US tariff revenues reached a record-high USD 12bn on 22 April; MTD, they are up 130% vs 2024 levels. At this pace, the increase in tariff revenue is likely to total a little less than 0.4% of GDP over a full year. If tariffs stay at current levels, revenues may move up a little, but there are two-sided risks, Standard Chartered’s economists note.
Funding cup is one-third full
“The US collected record-high customs duties of USD 15bn for the first 16 business days of April (through 22 April), according to Treasury Department data; this is more than double the revenue collected over the same period last year. On 22 April alone the Treasury collected USD 11.7bn. Based on this, we estimate additional revenue from the tariffs implemented so far at an annualised rate just below 0.4% of GDP. USD 15bn is a non-negligible amount, but it is slightly below our recent estimated range and insufficient to offset the fiscal cost of the planned Tax Cuts and Jobs Act (TJCA) extension.”

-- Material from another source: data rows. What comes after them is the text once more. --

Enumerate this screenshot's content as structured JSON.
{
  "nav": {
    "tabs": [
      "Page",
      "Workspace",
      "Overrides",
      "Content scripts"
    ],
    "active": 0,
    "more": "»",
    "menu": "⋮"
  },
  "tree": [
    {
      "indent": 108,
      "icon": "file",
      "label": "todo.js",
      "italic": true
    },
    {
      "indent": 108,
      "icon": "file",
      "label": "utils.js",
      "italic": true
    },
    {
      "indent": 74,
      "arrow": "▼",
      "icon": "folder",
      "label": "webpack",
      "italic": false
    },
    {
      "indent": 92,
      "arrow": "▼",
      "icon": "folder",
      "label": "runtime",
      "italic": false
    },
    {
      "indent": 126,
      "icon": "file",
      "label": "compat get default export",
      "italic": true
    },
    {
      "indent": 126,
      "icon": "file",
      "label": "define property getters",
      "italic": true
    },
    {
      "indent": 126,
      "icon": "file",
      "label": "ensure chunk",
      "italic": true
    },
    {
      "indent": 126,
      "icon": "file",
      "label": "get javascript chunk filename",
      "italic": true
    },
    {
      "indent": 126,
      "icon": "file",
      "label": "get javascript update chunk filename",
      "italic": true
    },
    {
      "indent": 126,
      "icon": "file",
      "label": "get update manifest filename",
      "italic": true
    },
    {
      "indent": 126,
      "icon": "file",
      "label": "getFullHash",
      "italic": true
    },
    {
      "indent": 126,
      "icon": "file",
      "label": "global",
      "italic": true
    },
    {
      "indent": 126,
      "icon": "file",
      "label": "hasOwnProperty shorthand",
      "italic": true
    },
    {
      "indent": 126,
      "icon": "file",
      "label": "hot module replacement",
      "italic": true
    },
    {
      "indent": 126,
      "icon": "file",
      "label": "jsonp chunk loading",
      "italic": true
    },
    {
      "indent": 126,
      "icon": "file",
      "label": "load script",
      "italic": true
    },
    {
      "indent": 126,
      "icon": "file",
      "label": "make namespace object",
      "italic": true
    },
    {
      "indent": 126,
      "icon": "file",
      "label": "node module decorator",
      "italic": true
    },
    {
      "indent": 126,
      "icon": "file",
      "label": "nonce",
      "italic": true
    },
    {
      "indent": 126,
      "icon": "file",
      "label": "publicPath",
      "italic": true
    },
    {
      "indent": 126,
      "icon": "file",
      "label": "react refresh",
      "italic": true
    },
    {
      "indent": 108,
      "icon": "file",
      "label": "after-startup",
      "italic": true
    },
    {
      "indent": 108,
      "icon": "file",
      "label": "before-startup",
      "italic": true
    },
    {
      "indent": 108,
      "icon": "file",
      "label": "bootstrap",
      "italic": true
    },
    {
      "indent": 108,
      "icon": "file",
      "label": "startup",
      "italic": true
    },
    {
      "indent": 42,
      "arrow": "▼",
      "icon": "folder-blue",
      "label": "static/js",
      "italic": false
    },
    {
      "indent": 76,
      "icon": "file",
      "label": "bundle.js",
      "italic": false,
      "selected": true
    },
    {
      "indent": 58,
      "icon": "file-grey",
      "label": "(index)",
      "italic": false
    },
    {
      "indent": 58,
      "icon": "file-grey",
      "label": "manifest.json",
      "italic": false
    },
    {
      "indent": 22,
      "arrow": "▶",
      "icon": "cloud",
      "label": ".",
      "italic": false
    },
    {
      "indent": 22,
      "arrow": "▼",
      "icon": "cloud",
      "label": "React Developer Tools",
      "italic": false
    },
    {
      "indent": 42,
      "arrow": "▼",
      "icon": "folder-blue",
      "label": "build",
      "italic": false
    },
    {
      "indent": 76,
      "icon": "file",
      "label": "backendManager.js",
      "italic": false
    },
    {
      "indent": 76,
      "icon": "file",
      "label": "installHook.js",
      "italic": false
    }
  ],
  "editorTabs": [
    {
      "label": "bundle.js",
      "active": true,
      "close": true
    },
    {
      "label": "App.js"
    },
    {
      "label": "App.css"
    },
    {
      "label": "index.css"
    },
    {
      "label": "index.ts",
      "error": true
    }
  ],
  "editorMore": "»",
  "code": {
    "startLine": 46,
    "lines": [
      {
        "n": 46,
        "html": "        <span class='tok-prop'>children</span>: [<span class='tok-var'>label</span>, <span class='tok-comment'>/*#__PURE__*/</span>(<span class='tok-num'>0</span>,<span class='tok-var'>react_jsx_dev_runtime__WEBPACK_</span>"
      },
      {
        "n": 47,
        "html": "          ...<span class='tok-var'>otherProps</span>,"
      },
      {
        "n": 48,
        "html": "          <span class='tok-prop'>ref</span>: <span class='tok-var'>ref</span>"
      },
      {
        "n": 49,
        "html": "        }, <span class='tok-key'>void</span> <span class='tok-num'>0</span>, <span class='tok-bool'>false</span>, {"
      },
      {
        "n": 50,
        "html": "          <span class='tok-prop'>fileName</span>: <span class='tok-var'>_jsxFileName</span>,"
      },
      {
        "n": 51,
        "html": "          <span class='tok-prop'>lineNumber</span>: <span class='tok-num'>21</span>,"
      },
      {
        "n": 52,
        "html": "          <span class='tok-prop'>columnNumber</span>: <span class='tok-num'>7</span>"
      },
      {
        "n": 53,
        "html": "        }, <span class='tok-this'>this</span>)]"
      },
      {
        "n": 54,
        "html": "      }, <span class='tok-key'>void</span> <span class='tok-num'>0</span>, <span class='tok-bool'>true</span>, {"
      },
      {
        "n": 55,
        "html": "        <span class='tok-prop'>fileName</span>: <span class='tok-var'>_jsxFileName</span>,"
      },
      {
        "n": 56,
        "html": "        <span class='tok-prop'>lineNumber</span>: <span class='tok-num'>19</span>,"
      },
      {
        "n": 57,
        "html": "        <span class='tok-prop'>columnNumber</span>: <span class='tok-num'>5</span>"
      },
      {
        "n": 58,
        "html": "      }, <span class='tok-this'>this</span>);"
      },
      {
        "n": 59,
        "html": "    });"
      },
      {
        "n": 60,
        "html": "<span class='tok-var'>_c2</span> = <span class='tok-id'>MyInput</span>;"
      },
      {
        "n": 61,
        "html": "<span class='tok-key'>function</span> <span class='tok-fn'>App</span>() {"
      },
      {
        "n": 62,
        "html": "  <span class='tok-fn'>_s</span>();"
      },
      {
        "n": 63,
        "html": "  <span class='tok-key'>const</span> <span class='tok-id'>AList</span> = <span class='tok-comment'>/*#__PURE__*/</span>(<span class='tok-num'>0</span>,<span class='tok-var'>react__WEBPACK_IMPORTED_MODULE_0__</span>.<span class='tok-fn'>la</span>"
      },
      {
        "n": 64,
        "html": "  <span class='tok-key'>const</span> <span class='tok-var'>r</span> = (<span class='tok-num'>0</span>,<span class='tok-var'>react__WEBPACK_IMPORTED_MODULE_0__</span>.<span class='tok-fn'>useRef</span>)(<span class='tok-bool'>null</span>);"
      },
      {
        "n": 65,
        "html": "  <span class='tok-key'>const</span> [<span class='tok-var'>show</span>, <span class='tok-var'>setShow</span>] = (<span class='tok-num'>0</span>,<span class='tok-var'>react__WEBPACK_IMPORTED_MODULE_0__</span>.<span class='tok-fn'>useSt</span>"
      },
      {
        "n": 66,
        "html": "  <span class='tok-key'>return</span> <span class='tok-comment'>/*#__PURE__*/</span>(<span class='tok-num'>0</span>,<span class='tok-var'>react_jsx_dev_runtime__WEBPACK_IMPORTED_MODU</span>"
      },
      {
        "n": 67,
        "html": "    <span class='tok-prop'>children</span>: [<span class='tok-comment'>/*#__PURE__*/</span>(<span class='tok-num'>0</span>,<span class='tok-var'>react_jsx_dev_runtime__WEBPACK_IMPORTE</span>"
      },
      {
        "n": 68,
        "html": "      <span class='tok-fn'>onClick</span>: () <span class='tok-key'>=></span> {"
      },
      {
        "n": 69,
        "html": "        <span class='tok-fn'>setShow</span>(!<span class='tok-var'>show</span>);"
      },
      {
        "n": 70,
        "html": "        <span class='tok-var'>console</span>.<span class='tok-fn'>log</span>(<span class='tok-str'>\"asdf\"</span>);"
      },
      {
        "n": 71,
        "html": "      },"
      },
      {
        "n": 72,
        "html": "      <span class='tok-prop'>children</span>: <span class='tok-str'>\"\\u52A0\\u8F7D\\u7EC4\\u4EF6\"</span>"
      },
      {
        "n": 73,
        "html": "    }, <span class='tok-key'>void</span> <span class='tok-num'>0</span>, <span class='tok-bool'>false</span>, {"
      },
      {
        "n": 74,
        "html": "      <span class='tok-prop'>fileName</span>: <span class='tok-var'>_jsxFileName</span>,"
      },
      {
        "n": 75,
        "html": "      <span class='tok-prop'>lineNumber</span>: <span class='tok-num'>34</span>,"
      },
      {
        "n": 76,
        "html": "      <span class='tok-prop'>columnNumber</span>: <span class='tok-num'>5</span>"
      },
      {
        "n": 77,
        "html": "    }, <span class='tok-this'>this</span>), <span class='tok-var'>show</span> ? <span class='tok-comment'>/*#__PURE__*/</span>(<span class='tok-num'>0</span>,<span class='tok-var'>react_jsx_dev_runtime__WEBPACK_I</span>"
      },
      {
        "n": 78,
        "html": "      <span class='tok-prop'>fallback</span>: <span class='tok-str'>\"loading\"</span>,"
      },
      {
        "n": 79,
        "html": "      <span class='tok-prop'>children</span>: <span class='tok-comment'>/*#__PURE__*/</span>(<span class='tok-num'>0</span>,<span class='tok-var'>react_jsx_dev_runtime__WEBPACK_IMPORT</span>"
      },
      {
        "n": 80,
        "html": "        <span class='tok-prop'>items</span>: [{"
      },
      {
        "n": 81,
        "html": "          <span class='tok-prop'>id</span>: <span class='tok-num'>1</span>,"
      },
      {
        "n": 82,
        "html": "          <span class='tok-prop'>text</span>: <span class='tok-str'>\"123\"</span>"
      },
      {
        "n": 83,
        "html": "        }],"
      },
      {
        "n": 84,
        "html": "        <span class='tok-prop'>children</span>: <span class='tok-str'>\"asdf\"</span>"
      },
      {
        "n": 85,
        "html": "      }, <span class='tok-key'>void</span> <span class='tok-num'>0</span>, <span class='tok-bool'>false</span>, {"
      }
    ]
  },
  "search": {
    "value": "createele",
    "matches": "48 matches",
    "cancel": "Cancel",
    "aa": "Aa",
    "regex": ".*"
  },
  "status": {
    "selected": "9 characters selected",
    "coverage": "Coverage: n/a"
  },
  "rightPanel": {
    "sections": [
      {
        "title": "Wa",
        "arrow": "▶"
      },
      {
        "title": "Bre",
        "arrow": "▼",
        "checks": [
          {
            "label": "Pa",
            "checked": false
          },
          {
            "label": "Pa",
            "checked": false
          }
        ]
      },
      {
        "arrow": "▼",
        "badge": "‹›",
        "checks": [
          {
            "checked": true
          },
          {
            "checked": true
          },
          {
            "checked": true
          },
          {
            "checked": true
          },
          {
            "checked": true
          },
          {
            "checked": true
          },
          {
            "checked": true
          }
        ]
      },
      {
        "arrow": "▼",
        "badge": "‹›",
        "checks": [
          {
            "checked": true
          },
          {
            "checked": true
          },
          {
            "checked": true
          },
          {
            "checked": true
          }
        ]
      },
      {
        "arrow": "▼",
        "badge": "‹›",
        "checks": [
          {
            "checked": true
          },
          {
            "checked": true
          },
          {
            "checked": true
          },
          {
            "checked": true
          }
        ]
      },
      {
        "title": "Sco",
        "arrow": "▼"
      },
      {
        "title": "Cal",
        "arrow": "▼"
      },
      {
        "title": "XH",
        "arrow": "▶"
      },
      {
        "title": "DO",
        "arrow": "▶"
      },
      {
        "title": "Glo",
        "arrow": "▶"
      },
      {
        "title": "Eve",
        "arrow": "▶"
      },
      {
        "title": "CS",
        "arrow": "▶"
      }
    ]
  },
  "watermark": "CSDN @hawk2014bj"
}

“Moreover, there is a risk of a noticeable – and possibly persistent – pop in inflation, without generating enough revenues to pay for tax cuts and a flatter deficit path. This is the first glance we have had of the impact of the 2 April tariff announcement. So far, the data suggests higher revenue collection, but that the increment is not a game-changer for government funding.”
“The Treasury publishes its receipts from customs and duties on a daily basis. The 16th business day of the month (22 April in both 2024 and 2025) typically sees the bulk of revenue collection. Whether we look at 5-day, 10-day or MTD averages, revenue collection seems to be running at 2.0-2.4 times the 2024 pace. The US collected c.USD 100bn in tariffs in 2024, so even if we use the top end of the 100-140% increase range, it may collect c.USD 140bn more this year. This implies an increase of just under 0.5% of GDP and represents a roughly 4.5% hike in the average tariff rate.”